2013年12月13日金曜日

冷えた関係が終わりを迎えるとき:日常の光景

ひさびさの、完全自己満足型空想劇「日常の光景」シリーズです。
これは、日常生活の中で実際に体験した出来事から空想(思い込み・勘違い)を広げ、勝手に頭の中で物語を作って楽しむという、読んでる人がどう思おうと一切関係ない完全自己満足の個人的趣味です。

今まで掲載したこの小話の中で・・というか全体の記事の中でも「道に落ちている10円玉の裏にある陰謀」が長期に渡ってアクセスが多いのですが、個人的には「遥か昔に結ばれた猫たちの秘密の掟」とか「ゴミ屋敷オーナーの苦悩・・仲間との絆、永遠に」とか、今回の話しも結構お気に入りです。

*****




あれは、まだまだ残暑が続く10月初旬のことだった。

ついに彼との別れのときがきた。
彼とはふた夏を共にすごし、決して長い付き合いではないが、私にとってはなくてはならない存在だった。

強い日差しがサンサンと照りつける真夏日、台風が来て蒸し暑いにもかかわらず窓が開けられない日、昼の熱気が冷めやらぬ熱帯夜・・・
暑さの苦手な私にとって拷問のような日々も、彼がいてくれたお陰で乗り切ることができていた。
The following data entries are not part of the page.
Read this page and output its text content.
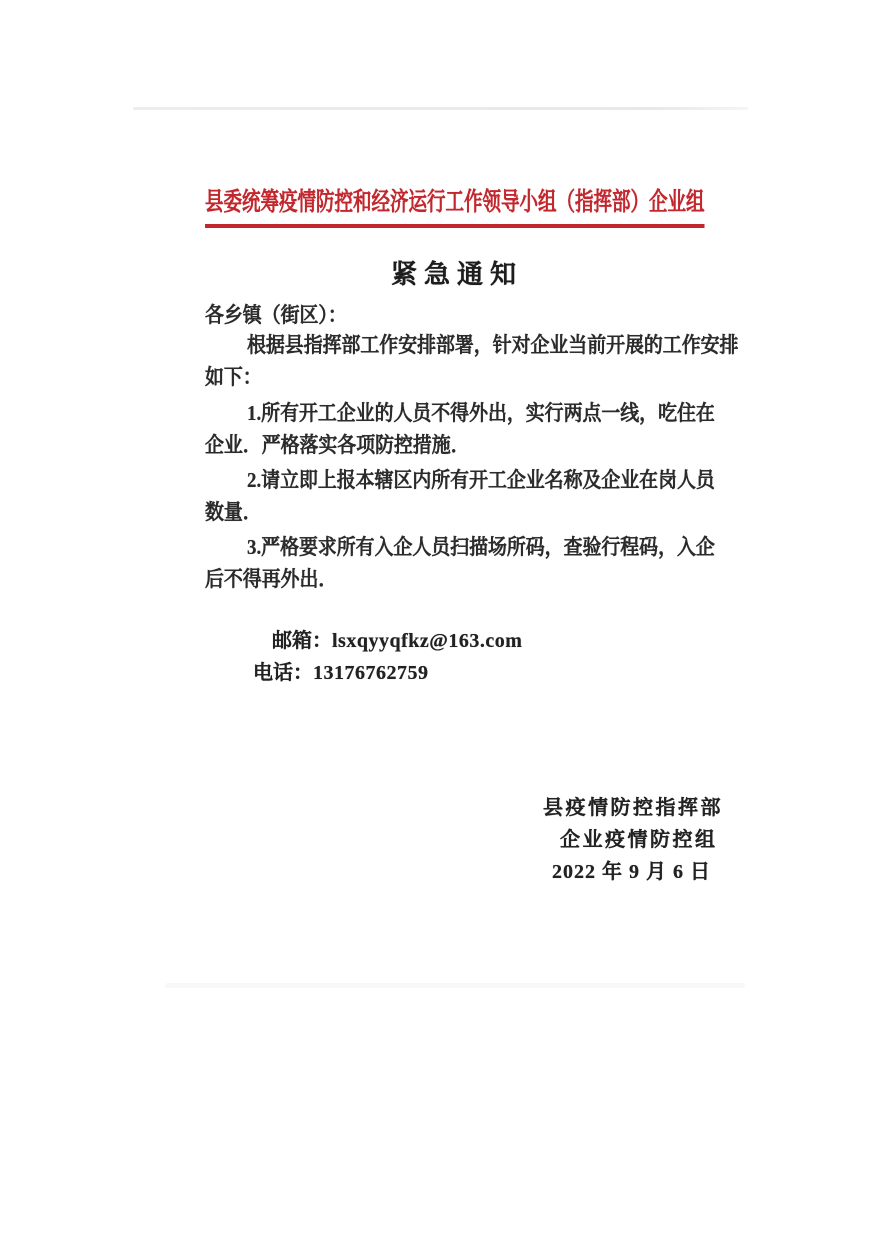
县委统筹疫情防控和经济运行工作领导小组（指挥部）企业组
紧急通知
各乡镇（街区）：
根据县指挥部工作安排部署，针对企业当前开展的工作安排
如下：
1.所有开工企业的人员不得外出，实行两点一线，吃住在
企业．严格落实各项防控措施．
2.请立即上报本辖区内所有开工企业名称及企业在岗人员
数量．
3.严格要求所有入企人员扫描场所码，查验行程码，入企
后不得再外出．
邮箱：lsxqyyqfkz@163.com
电话：13176762759
县疫情防控指挥部
企业疫情防控组
2022 年 9 月 6 日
そんな頼りがいのある彼が、この夏の役目も終わったと言わんばかりの猛暑が過ぎ去ったタイミングで、まるで眠るように天に召されてしまったのだ。


彼の名前は、

長野 諏訪(ながの すわ)




大手電機メーカーからの出向者だ。
各家庭や施設にへばりつき、夏は涼しく、冬は暖かく、自分が担当する空間を快適に保つのが役目。
そういった意味で、彼は見事に本分を全うしてくれた。

恐らく彼は、学校を卒業後この会社に就職し、新人研修を経た後この家に配属されたのだろう。
他の多くの同期と同様、一度配属が決まれば本社に戻ることはほぼ叶わない

出向前夜、明日から各地へ散らばる同期たちと共に、永遠の別れとなる最後の飲み会に繰り出したはずだ。




おい諏訪、お前どこ行くんだ?

僕は単身者用の小さな部屋だよ。お前は?

オレは大型ショッピングセンター。一番きつい食品売り場だぜ。

そっかー。お前、ラグビーやってたしガタイいいもんなぁ。がんばれよ!

おいおい、そんな人ごとみたいにいうなよ~




やはり体育会系は大型施設にまわされるのだろう。
こんな感じでその夜は大いに盛り上がり、翌朝、それぞれの持ち場へドナドナのごとく運ばれていった。

彼がここにきてから恐らく10年。
それが長いのか短いのか予想通りなのかはわからないが、今までの同居者たちを快適に過ごさせてきたことには変わらない。
そしてなんの因果か、私の代で力尽きたのだ。

文句も言わずただひたすらに働いてきた彼の最期を看取れたことを誇りに思う。
あとは後輩に任せて、天国でゆっくり休んでくれたまえ。


そして後日、新人の担当者が着任した。
名前は、

切味 良杉(きれあじ よすぎ)




先任の諏訪とはライバル会社にあたる先から派遣されてきた。
諏訪よりひとまわり大きかったため、隣り合うカーテンレールを若干切断しての設置だった。
ガタイもいいが、なにより若いため、始動早々旺盛な働き振りをみせてくれた。
猛然とファンをまわし、ものの数分でこちらの希望温度にもっていってくれる。
さらに諏訪のころより進化したテクノロジーで、いろいろなスキルを身につけているのも頼もしい。

君とは仲良くなれそうだ

これから何年お世話になるかわからないがよろしく頼むぞ。